On universal coding events in protein biogenesis

The complete ribosomal protein synthesis cycle and codon-amino acids associations are universally preserved in all life taxa on Earth. This process is accompanied by a set of hierarchically organized recognition and controlling events at different complexity levels. It starts with amino acid activation by aminoacyl tRNA synthetases (aaRS) followed by matching with the acceptor units of their cognate tRNAs (“operational RNA code”) and ribosomal codon-anticodon pairing of messenger RNA (“triplet code”). However, this codon-anticodon matching is possible only when protein translation machinery (translation factors, ribosome) accepts an esterified amino acid. This capacity (“charge code”) correlates mainly with the amino acid nature and the identity elements in the tRNA 3D structure. A fourth potential “folding code” (also referred as “stereochemical code”) between the translation dynamics, sequence composition and folding of the resulting protein can also be defined in the frame of the ‘Anfinsen dogma’ followed by post-translational modifications. All these coding events as well as the basic chemistry of life are deemed invariant across biological taxa due to the horizontal gene transfer (HGT) making the ‘universal genetic code’ the ‘lingua franca’ of life of earth.
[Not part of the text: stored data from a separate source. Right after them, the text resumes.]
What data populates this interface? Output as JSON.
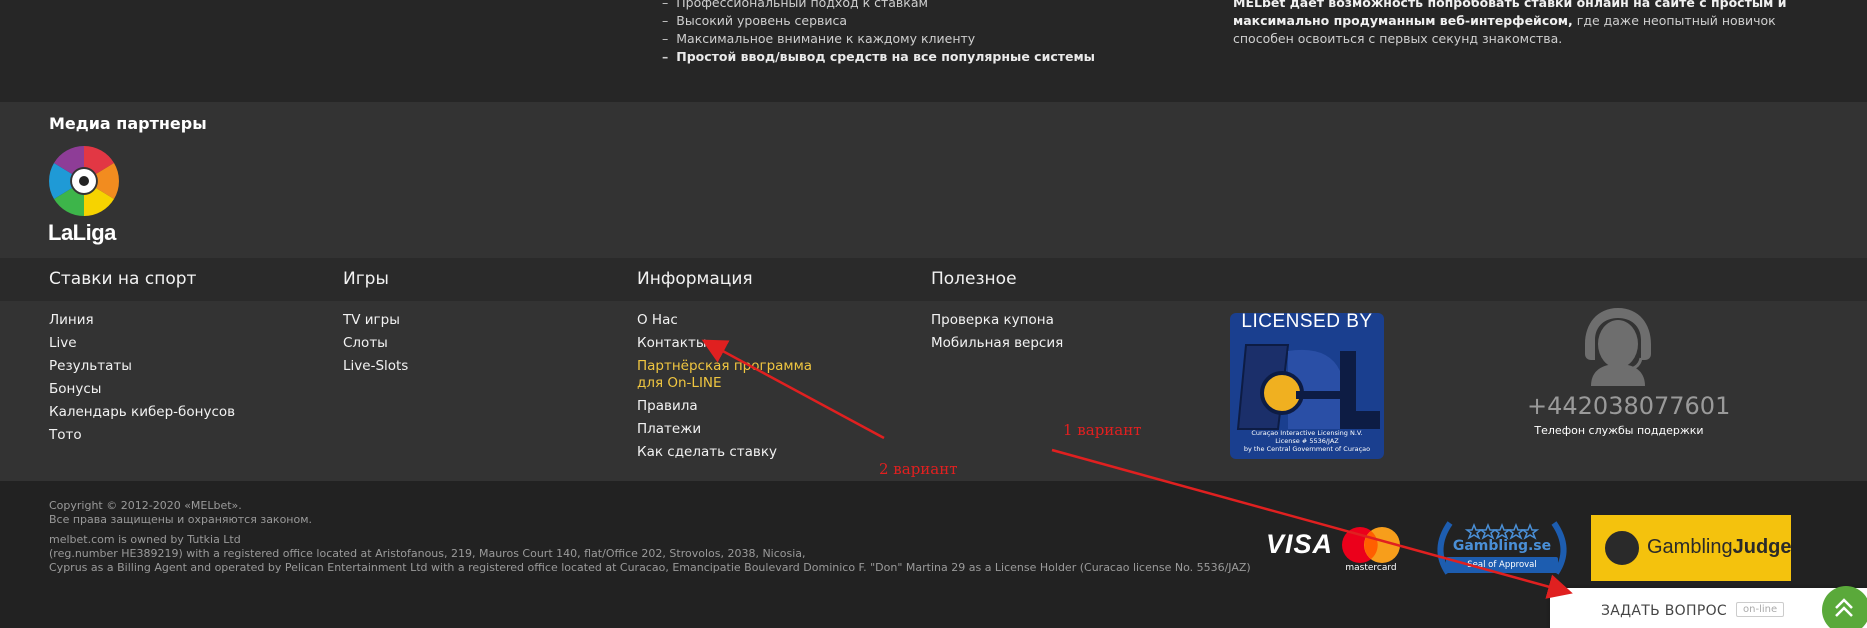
{
  "top": {
    "features": [
      {
        "text": "Профессиональный подход к ставкам",
        "bold": false
      },
      {
        "text": "Высокий уровень сервиса",
        "bold": false
      },
      {
        "text": "Максимальное внимание к каждому клиенту",
        "bold": false
      },
      {
        "text": "Простой ввод/вывод средств на все популярные системы",
        "bold": true
      }
    ],
    "desc_bold": "MELbet дает возможность попробовать ставки онлайн на сайте с простым и максимально продуманным веб-интерфейсом,",
    "desc_rest": " где даже неопытный новичок способен освоиться с первых секунд знакомства."
  },
  "media": {
    "title": "Медиа партнеры",
    "laliga": "LaLiga"
  },
  "columns": [
    {
      "title": "Ставки на спорт",
      "items": [
        "Линия",
        "Live",
        "Результаты",
        "Бонусы",
        "Календарь кибер-бонусов",
        "Тото"
      ]
    },
    {
      "title": "Игры",
      "items": [
        "TV игры",
        "Слоты",
        "Live-Slots"
      ]
    },
    {
      "title": "Информация",
      "items": [
        "О Нас",
        "Контакты",
        "Партнёрская программа для On-LINE",
        "Правила",
        "Платежи",
        "Как сделать ставку"
      ],
      "accent_index": 2
    },
    {
      "title": "Полезное",
      "items": [
        "Проверка купона",
        "Мобильная версия"
      ]
    }
  ],
  "license": {
    "header": "LICENSED BY",
    "line1": "Curaçao Interactive Licensing N.V.",
    "line2": "License # 5536/JAZ",
    "line3": "by the Central Government of Curaçao"
  },
  "support": {
    "phone": "+442038077601",
    "label": "Телефон службы поддержки"
  },
  "copyright": {
    "line1": "Copyright © 2012-2020 «MELbet».",
    "line2": "Все права защищены и охраняются законом.",
    "line3": "melbet.com is owned by Tutkia Ltd",
    "line4": "(reg.number HE389219) with a registered office located at Aristofanous, 219, Mauros Court 140, flat/Office 202, Strovolos, 2038, Nicosia,",
    "line5": "Cyprus as a Billing Agent and operated by Pelican Entertainment Ltd with a registered office located at Curacao, Emancipatie Boulevard Dominico F. \"Don\" Martina 29 as a License Holder (Curacao license No. 5536/JAZ)"
  },
  "payments": {
    "visa": "VISA",
    "mastercard": "mastercard",
    "gambling_se": "Gambling.se",
    "seal": "Seal of Approval",
    "gj_light": "Gambling",
    "gj_bold": "Judge"
  },
  "chat": {
    "label": "ЗАДАТЬ ВОПРОС",
    "status": "on-line"
  },
  "annotations": {
    "variant1": "1 вариант",
    "variant2": "2 вариант"
  },
  "colors": {
    "accent_link": "#f0c640",
    "annotation": "#e02020",
    "chat_green": "#5aa93a"
  }
}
Life is a process, which requires transmission, modification and interpretation of information. It is easy to assume that this information is simply encoded in genes, because there is a simple and universal set of rules how this information from the abstract form of four letters gets translated to the more complex 20(+2) letter set of the executive machinery, proteins. Though, as any process, translation occurs in time and requires its chemical implementation if the form of a complex molecular machinery, thus having several levels of control (or sub-coding). Moreover, this machinery has developed from a simpler to more sophisticated form in the course of evolution, thus it contains rudiments of an evolutionary development. As a result, there is a complex picture for how a gene would be accurately translated into an amino acid sequence, or how would amino acid land into a ready protein. Engineering of this process requires understanding of the;

1)

Individual interacting components (discussed here as coding levels);

2)

Driving forces behind them (e.g., HGT provides a source of innovations);

3)

Interactions between them (e.g., correlation of the translation and protein folding velocities).;

4)

Biological context (e.g., how the change in code can be fixed by different mechanisms like gain or loss of novel functions under specific selective pressures)
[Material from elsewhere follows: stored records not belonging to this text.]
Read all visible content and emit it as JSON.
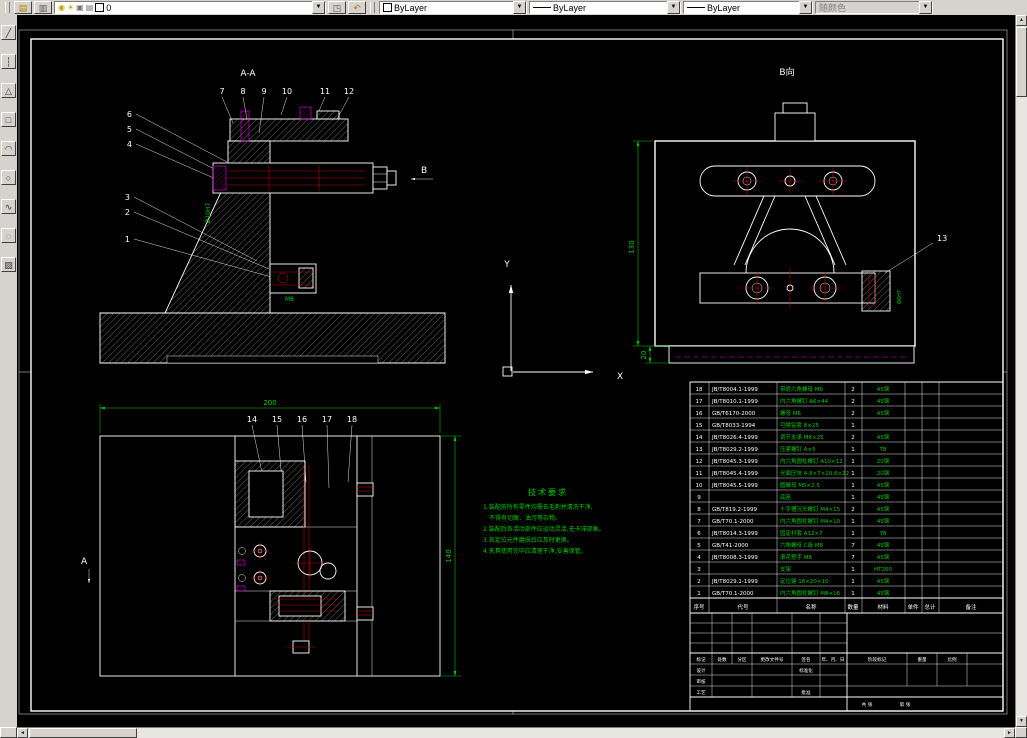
{
  "colors": {
    "canvas": "#000000",
    "line": "#ffffff",
    "dim_green": "#00cc00",
    "detail_red": "#c80000",
    "aux_magenta": "#dd00dd"
  },
  "toolbar": {
    "layer_name": "0",
    "color": "ByLayer",
    "linetype": "ByLayer",
    "lineweight": "ByLayer",
    "plot_style": "随颜色"
  },
  "draw_tools": [
    {
      "glyph": "╱"
    },
    {
      "glyph": "┆"
    },
    {
      "glyph": "△"
    },
    {
      "glyph": "□"
    },
    {
      "glyph": "◠"
    },
    {
      "glyph": "○"
    },
    {
      "glyph": "∿"
    },
    {
      "glyph": "◌"
    },
    {
      "glyph": "▨"
    }
  ],
  "drawing": {
    "labels": {
      "section_aa": "A-A",
      "view_b": "B向",
      "arrow_b": "B",
      "section_a": "A",
      "ucs_x": "X",
      "ucs_y": "Y"
    },
    "callouts": {
      "aa_top": [
        "7",
        "8",
        "9",
        "10",
        "11",
        "12"
      ],
      "aa_left": [
        "6",
        "5",
        "4",
        "3",
        "2",
        "1"
      ],
      "plan": [
        "14",
        "15",
        "16",
        "17",
        "18"
      ],
      "b_view": "13"
    },
    "dims": {
      "plan_width": "200",
      "plan_height": "140",
      "b_height": "130",
      "b_base": "20",
      "shaft": "Ø10H7",
      "clamp": "M8",
      "pin": "Ø6H7"
    },
    "tech_notes": {
      "title": "技术要求",
      "lines": [
        "1.装配前所有零件均需去毛刺并清洗干净,",
        "不得有切屑、油污等杂物。",
        "2.装配后各活动部件应运动灵活,无卡滞现象。",
        "3.各定位元件磨损后应及时更换。",
        "4.夹具使用完毕应清理干净,妥善保管。"
      ]
    }
  },
  "bom": {
    "headers": [
      "序号",
      "代号",
      "名称",
      "数量",
      "材料",
      "单件",
      "总计",
      "备注"
    ],
    "rows": [
      {
        "no": "18",
        "code": "JB/T8004.1-1999",
        "name": "带肩六角螺母 M6",
        "qty": "2",
        "material": "45钢"
      },
      {
        "no": "17",
        "code": "JB/T8010.1-1999",
        "name": "内六角螺钉 A6×44",
        "qty": "2",
        "material": "45钢"
      },
      {
        "no": "16",
        "code": "GB/T6170-2000",
        "name": "螺母 M6",
        "qty": "2",
        "material": "45钢"
      },
      {
        "no": "15",
        "code": "GB/T8033-1994",
        "name": "可换钻套 8×25",
        "qty": "1",
        "material": ""
      },
      {
        "no": "14",
        "code": "JB/T8026.4-1999",
        "name": "调节支承 M6×25",
        "qty": "2",
        "material": "45钢"
      },
      {
        "no": "13",
        "code": "JB/T8029.2-1999",
        "name": "压紧螺钉 A×5",
        "qty": "1",
        "material": "T8"
      },
      {
        "no": "12",
        "code": "JB/T8045.3-1999",
        "name": "内六角圆柱螺钉 A10×12",
        "qty": "1",
        "material": "20钢"
      },
      {
        "no": "11",
        "code": "JB/T8045.4-1999",
        "name": "光面压块 4.8×7×10.6×12",
        "qty": "1",
        "material": "20钢"
      },
      {
        "no": "10",
        "code": "JB/T8045.5-1999",
        "name": "圆螺母 M5×2.5",
        "qty": "1",
        "material": "45钢"
      },
      {
        "no": "9",
        "code": "",
        "name": "底座",
        "qty": "1",
        "material": "45钢"
      },
      {
        "no": "8",
        "code": "GB/T819.2-1999",
        "name": "十字槽沉头螺钉 M4×15",
        "qty": "2",
        "material": "45钢"
      },
      {
        "no": "7",
        "code": "GB/T70.1-2000",
        "name": "内六角圆柱螺钉 M4×10",
        "qty": "1",
        "material": "45钢"
      },
      {
        "no": "6",
        "code": "JB/T8014.3-1999",
        "name": "固定衬套 A12×7",
        "qty": "1",
        "material": "T8"
      },
      {
        "no": "5",
        "code": "GB/T41-2000",
        "name": "六角螺母 C级 M6",
        "qty": "7",
        "material": "45钢"
      },
      {
        "no": "4",
        "code": "JB/T8008.3-1999",
        "name": "滚花把手 M6",
        "qty": "7",
        "material": "45钢"
      },
      {
        "no": "3",
        "code": "",
        "name": "支架",
        "qty": "1",
        "material": "HT200"
      },
      {
        "no": "2",
        "code": "JB/T8029.1-1999",
        "name": "定位键 16×20×10",
        "qty": "1",
        "material": "45钢"
      },
      {
        "no": "1",
        "code": "GB/T70.1-2000",
        "name": "内六角圆柱螺钉 M8×16",
        "qty": "1",
        "material": "45钢"
      }
    ]
  },
  "title_block": {
    "rev": [
      "标记",
      "处数",
      "分区",
      "更改文件号",
      "签名",
      "年、月、日"
    ],
    "design": "设计",
    "standardize": "标准化",
    "check": "审核",
    "process": "工艺",
    "approve": "批准",
    "stage": "阶段标记",
    "weight": "重量",
    "scale": "比例",
    "sheets_total": "共  张",
    "sheet_no": "第  张"
  }
}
The interacting components during the translation process are amino acids, aaRSs, tRNAs, translational factors, mRNAs and ribosomes, which are composed of dozens of proteins and ribosomal RNAs. In addition, folding features are encoded in mRNAs and primary amino acid sequences. The understanding of the interacting components in protein biogenesis along with its experimental engineering both will help us to articulate the chemical boundaries of life, i.e., how the chemical environment influences the size and contents of genetically encoded information.